A melancholy woman sitting on a tiled floor in the back of a bare room: her left eye is hidden behind a white eye patch piece, her right eye is closed, and, titillatingly, her panties are exposed to view. A hundred photos later: a black rectangle, a total blackout.
Thus begins and ends Shi Nikki (Private Diary) by Nobuyoshi Araki, published in the 1990s in Japan. This set is exhibited in its entirety for the first time at the Parisian Bourse de Commerce-Pinault Collection, inaugurated last May, and has been reprinted in joint publication by the Bourse and delpire & co.
The two photographs bookend a disparate series mixing images of naked women, still lifes, landscapes, urban and industrial views, bondage scenes, cloudy skies, and of the photographer at work.
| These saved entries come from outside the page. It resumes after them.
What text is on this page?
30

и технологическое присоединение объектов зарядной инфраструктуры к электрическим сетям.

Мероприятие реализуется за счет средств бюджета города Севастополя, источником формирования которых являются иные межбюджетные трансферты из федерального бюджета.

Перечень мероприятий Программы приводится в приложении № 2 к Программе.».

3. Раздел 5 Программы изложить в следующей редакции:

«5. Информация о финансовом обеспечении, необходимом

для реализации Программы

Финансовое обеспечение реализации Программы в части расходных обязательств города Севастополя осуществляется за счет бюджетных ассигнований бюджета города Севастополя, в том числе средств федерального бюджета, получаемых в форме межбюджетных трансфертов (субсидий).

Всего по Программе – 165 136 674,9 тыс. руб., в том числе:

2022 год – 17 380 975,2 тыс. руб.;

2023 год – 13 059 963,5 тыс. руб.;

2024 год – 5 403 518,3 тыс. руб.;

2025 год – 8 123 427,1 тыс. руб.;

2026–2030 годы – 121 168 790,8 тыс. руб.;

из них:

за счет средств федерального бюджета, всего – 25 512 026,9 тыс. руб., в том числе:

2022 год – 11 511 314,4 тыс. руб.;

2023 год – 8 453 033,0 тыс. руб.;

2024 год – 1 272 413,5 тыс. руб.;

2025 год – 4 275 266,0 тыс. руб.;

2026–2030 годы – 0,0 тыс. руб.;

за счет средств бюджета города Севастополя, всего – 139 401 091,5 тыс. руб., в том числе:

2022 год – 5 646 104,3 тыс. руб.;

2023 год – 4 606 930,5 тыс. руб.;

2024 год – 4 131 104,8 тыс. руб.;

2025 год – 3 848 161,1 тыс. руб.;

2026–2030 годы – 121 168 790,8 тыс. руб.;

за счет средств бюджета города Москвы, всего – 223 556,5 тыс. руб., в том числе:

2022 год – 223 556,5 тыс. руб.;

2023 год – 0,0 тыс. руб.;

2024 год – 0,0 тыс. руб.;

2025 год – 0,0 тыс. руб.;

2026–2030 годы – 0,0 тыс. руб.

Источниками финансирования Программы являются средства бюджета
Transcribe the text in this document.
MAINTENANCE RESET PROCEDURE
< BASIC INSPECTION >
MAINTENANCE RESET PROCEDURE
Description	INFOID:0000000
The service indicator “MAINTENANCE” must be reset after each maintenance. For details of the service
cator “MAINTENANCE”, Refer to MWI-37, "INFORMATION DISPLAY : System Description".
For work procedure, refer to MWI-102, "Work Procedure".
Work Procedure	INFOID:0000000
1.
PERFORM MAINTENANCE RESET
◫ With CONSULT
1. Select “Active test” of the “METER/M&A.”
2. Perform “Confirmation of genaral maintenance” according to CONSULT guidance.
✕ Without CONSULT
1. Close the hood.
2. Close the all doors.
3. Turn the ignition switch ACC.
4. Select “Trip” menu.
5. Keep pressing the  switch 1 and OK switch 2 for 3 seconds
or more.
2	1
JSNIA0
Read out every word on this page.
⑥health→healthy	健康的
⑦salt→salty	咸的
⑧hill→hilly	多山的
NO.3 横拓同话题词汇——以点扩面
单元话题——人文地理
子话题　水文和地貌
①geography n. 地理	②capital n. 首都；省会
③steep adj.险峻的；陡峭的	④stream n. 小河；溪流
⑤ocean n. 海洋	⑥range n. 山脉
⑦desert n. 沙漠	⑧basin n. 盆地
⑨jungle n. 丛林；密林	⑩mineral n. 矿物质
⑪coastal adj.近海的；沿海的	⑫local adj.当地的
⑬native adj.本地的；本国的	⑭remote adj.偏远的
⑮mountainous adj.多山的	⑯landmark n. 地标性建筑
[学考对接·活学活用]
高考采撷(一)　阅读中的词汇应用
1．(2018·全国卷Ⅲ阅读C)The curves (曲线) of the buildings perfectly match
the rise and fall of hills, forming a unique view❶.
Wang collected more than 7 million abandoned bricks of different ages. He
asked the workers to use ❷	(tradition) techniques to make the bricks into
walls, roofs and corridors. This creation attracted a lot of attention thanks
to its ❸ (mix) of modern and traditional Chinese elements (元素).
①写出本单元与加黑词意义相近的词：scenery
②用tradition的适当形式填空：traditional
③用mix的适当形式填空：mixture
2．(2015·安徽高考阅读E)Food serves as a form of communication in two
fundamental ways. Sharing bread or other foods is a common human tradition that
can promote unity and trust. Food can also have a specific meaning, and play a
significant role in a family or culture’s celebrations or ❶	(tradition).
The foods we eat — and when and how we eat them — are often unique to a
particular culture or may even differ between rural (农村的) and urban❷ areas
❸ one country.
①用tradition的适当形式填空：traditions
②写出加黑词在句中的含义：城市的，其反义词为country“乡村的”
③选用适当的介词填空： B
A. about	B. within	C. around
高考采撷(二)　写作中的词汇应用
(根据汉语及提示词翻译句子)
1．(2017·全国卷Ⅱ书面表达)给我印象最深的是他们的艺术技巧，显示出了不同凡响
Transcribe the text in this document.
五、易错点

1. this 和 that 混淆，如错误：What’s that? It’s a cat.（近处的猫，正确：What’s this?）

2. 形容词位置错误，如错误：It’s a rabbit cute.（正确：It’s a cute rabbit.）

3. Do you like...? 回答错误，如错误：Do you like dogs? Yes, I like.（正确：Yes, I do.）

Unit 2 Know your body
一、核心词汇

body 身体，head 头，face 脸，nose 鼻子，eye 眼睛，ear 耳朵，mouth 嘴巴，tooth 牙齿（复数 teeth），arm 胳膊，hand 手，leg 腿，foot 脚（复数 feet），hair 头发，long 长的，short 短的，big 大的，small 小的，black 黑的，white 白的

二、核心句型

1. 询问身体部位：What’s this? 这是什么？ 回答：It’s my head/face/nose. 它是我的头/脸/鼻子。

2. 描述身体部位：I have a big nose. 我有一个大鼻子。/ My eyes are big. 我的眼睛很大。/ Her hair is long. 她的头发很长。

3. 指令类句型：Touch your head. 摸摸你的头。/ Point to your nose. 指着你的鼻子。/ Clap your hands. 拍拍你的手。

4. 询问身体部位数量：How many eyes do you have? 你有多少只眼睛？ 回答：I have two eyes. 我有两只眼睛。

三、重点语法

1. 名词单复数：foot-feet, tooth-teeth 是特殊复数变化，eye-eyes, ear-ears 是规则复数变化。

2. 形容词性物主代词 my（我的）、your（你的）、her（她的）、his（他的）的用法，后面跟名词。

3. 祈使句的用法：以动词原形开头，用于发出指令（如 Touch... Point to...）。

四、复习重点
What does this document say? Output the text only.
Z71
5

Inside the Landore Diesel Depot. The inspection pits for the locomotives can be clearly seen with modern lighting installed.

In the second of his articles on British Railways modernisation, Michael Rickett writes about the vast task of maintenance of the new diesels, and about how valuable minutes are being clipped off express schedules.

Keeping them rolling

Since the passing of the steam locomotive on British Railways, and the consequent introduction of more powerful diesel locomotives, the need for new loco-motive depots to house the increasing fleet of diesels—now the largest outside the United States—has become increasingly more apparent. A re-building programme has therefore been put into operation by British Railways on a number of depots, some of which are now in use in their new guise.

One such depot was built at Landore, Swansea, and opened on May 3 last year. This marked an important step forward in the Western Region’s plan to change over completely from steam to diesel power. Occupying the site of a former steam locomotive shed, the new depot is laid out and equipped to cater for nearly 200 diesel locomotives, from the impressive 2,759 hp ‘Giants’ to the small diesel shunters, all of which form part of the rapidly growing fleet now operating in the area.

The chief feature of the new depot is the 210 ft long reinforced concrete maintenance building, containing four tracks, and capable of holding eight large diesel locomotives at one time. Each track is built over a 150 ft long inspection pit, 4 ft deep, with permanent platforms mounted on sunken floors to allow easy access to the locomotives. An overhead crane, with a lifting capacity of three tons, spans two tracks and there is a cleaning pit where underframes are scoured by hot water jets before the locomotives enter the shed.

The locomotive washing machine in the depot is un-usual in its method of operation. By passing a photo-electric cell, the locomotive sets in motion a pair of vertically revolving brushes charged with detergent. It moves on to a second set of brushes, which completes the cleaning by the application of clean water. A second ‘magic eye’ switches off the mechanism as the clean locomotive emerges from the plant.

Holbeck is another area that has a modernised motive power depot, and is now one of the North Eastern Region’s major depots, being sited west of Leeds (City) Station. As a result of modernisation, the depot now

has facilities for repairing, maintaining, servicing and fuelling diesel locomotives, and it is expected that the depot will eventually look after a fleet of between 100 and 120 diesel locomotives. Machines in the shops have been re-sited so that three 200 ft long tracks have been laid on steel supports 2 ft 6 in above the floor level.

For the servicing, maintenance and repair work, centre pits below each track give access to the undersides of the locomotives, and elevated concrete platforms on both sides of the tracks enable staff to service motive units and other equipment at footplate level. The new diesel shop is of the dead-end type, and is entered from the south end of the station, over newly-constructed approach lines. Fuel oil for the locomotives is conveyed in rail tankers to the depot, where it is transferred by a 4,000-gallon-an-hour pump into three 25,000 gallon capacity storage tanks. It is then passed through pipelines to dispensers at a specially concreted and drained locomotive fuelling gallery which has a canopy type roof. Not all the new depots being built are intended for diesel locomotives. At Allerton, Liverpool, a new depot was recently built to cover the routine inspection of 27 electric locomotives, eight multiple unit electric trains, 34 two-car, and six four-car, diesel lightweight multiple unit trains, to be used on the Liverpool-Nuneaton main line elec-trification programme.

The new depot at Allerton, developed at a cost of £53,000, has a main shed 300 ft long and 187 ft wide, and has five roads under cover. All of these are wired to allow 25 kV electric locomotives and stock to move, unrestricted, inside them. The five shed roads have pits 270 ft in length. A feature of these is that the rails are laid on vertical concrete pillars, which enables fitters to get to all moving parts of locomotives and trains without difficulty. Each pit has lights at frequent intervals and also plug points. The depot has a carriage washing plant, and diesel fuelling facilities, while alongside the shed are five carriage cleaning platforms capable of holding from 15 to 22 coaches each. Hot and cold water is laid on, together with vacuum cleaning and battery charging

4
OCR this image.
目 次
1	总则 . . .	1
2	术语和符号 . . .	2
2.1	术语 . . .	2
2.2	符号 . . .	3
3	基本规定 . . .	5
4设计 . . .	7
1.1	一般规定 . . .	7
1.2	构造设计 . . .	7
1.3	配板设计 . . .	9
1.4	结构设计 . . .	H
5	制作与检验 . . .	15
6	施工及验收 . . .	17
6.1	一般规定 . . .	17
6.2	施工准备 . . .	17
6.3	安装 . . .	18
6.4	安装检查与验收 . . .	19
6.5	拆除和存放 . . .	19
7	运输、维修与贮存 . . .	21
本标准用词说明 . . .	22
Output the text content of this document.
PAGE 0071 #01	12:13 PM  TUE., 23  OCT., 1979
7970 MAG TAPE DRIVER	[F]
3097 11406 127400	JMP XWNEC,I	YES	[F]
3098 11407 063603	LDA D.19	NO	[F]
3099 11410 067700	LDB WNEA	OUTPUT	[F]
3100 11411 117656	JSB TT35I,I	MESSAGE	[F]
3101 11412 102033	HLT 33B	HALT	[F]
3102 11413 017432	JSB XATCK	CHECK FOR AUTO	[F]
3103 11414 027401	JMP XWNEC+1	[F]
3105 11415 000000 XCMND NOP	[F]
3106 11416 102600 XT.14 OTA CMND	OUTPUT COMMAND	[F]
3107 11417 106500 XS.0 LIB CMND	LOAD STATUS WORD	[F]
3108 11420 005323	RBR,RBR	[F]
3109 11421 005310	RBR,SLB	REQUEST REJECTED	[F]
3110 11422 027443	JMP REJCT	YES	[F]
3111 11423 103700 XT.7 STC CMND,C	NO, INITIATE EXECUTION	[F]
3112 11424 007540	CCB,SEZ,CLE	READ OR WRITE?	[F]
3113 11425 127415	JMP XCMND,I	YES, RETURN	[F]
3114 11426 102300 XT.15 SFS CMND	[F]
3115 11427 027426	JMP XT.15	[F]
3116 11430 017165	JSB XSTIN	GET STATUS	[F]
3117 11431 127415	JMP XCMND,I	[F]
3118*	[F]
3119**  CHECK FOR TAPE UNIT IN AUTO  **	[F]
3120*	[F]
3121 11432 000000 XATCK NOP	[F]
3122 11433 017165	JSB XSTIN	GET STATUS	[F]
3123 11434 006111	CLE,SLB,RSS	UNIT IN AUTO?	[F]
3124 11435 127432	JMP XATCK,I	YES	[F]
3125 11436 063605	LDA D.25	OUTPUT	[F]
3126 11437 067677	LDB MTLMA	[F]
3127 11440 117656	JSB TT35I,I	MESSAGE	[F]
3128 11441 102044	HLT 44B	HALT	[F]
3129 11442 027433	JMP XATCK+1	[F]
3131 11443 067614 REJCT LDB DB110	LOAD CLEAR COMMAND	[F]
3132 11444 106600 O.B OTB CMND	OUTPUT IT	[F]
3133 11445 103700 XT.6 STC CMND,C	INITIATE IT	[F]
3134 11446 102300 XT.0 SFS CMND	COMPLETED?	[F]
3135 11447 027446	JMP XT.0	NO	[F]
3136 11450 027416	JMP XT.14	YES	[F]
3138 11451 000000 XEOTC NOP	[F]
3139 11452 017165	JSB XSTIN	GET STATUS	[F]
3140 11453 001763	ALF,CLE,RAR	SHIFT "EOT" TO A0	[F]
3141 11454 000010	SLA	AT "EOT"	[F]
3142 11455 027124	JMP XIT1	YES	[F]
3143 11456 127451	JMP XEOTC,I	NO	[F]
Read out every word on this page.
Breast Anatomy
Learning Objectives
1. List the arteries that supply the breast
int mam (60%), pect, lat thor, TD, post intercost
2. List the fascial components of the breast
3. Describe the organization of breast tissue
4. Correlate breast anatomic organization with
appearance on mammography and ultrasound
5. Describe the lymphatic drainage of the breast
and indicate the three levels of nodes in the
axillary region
Nobuyoshi Araki, Shi Nikki and talking about Life and Death
Nobuyoshi Araki is all this: a transparent, yet mysterious whole. The only key to reading this work are the date stamps marking a chronological progression from July 27, 1992 through December 31, 1993.
Also known as 101 Works for Robert Frank, Shi Nikki is about life and death. It tells a story both intimate and universal, just like the whole oeuvre of Nobuyoshi Araki, this prolific Japanese photographer, author of over 500 books, most of them self-published (a common practice in Japan).
Nobuyoshi Araki was thrown into the spotlight with the 1971 publication of A Sentimental Journey. The book chronicles his honeymoon and is “a symbol of my love,” as he puts it in the introduction. It already contained the signature element of his future work: a strong autobiographical component. It’s “the idea of a novel of the self,” he noted in the same text.
Nobuyoshi Araki uses images to transpose into photography the literary genre of “watakushi-shôsetsu,” or the I-novel, popular in Japan. He photographs the way he breathes, and he uses the medium to express his inner self. It is sometimes poetic, often melancholic and demonic, even deadly.
It’s as if Nobuyoshi Araki had lenses in place of eyes and as if the camera were an extension of his mind and soul. When his wife died prematurely in 1990, Araki naturally mourned her death through images. And if he dedicates Shi Nikki to Robert Frank, it is because the Swiss photographer had suffered the loss of his son.
His way of thinking about photography is what makes Nobuyoshi Araki’s work unique. In the exhibition, the 101 horizontal prints are laid out soberly along a trail that follows the curve of the picture rails: just like in the book, one image per double page spread. In the book and the exhibition alike, the images are an invitation to an emotional journey.
By Sophie Bernard
Sophie Bernard is a journalist specializing in photography, a contributor to La Gazette de Drouot and Le Quotidien de l’Art, a curator, and a teacher at EFET in Paris.
Nobuyoshi Araki, Shi Nikki (Private Diary): For Robert Frank, December 8, 2021 to March 14, 2022, Bourse de Commerce-Pinault Collection, Galerie 3, 2 rue de Viarmes, 75001 Paris.
Catalogue, text by Matthieu Humery, 220 pages, published by Bourse de Commerce-Pinault Collection and delpire & co., €45.